Features that differ fundamentally across vendors and cannot be meaningfully unified:

Scheduling policy (hardware vs. compiler-managed vs. hybrid)
Cache hierarchy details (L1/L2 sizes, replacement policies, coherence protocols)
Vendor-specific extensions (tensor cores, ray tracing units, display controllers)
ISA-specific encoding details (instruction formats, register naming conventions)

These are left to the backend. WAVE does not attempt to abstract ray tracing, tensor operations, or cache control hints --- these would either constrain the abstraction to the least capable vendor or require extensive feature detection that undermines portability.
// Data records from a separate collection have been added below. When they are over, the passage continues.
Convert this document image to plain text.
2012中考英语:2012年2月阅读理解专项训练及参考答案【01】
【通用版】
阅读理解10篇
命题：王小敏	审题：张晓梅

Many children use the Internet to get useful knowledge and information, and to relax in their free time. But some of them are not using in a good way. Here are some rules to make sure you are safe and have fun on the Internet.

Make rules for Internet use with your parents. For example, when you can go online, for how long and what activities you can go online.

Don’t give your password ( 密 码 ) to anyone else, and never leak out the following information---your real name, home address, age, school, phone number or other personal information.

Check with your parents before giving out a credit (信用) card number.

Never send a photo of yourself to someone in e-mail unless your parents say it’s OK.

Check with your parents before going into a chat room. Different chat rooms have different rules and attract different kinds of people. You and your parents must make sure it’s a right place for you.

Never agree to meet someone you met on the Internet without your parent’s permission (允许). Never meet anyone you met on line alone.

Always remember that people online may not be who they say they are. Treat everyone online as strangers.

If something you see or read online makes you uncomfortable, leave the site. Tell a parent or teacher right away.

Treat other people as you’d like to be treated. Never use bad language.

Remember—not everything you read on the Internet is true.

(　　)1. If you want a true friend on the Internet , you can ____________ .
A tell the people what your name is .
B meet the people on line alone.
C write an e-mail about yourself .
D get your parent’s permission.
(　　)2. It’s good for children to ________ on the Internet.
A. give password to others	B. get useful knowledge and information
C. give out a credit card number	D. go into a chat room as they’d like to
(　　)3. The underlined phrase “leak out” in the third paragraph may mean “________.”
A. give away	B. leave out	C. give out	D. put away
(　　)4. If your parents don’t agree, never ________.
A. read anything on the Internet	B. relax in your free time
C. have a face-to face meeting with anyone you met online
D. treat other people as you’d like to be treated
Key Insight: The 80/20 Rule

Approximately 80% of GPU compute functionality is identical across vendors. The remaining 20% accounts for nearly all the performance differentiation. WAVE targets the 80% --- the common substrate that every GPU provides --- and leaves the 20% to vendor-specific backends and extensions.

This is not a compromise. The 80% covers the complete set of operations needed for general-purpose GPU computing: arithmetic, memory access, synchronization, and communication. The 20% covers specialized accelerators and microarchitectural optimizations that change with every hardware generation.